If X is an algorithm and n is the input data size, the time and space used by the X algorithm are the two key factors that determine X’s performance.

Time Factor: Time is calculated by counting the number of main operations in the sorting algorithm, such as comparisons.

Space Factor: Space is determined by counting the algorithm’s maximum memory space available.

The complexity of an algorithm f(n) gives the algorithm’s necessary runtime and/or storage space in terms of n as the input data size.

Complexity in Space

The algorithm’s space complexity reflects the amount of memory space needed by the algorithm throughout its life cycle. The space needed by an algorithm is equal to the sum of the two components that follow,

A fixed component is a space needed to store some information and variables that are independent of the problem’s size. Easy variables and constants, for instance, used program size, etc.

A part of a variable is the space needed by variables, the size of which depends on the problem’s size. For instance, allocating dynamic memory, recursion stack space, etc.

Complexity in space Of any algorithm, S(P) P is S(P) = C + SP(I), where C is the fixed part and S(I) is the algorithm’s variable part, which depends on the characteristic of the instance I. 

The following is a brief example that helps to illustrate the theory.

SUM: algorithm (A, B)

Phase 1 – Beginning

Phase 2 – C > A + B + 10

Phase 3 – Avoiding

We have three variables here, namely A, B, and C, and one constant. Therefore, S(P)= 1 + 3. Now, space depends on and will be multiplied accordingly by data types of given variables and constant types.

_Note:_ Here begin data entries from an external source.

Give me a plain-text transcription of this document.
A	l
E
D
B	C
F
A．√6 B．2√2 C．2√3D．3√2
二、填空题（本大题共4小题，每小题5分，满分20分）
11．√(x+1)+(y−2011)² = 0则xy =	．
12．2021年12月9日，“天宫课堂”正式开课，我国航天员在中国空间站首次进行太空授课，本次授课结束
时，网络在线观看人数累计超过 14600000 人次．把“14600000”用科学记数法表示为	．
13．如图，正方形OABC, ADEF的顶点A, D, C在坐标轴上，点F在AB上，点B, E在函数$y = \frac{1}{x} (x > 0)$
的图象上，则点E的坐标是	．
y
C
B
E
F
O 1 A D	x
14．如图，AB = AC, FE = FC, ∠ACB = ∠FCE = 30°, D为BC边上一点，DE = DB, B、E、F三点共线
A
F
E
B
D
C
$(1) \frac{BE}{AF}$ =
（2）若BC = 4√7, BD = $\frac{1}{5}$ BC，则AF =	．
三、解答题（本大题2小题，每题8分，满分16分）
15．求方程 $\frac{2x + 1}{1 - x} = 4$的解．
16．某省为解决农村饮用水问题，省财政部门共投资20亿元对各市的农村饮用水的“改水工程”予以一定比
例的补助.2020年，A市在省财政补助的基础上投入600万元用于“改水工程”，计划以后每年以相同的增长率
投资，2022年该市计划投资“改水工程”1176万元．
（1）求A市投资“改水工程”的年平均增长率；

Analysis Method – Asymptotic Analysis

An algorithm’s asymptotic analysis refers to the concept of its run-time performance’s mathematical foundation/framing. We can very well infer the best-case, average-case, and worst-case scenarios of an algorithm using asymptotic analysis.

Asymptotic analysis is bound by input, i.e. it is concluded to operate in a constant time if there is no input to the algorithm. All other variables are considered stable, other than the input.

In mathematical units of computation, asymptotic analysis refers to calculating the running time of any operation. E.g., one operation’s running time is computed as f(n), while another operation’s running time is computed as g. (n2). This means that as n increases, the first operation’s running time will increase linearly, while the second operation’s running time will increase exponentially. Similarly, if n is substantially small, the runtime of both operations would be almost the same.

An algorithm’s time requirement typically falls into one of three groups –

  • In the best-case scenario, the program execution time is as short as possible.
  • Average Case Average time needed for execution of the program.
  • Bad Case-Maximum time needed for implementation of the program


The article provides a comprehensive understanding of algorithms, their definition, and their key characteristics. It emphasizes that algorithms are step-by-step procedures designed to solve problems or perform specific tasks. It highlights the essential features of algorithms, which include well-defined inputs and outputs, finiteness, well-defined steps, and determinism, etc., 

It emphasizes the importance of these characteristics in designing and evaluating algorithms. It explains that algorithms should have clear instructions, ensuring that they can be executed in a finite number of steps and produce consistent and predictable results. It also highlights the significance of algorithm efficiency, both in terms of time and resource utilization.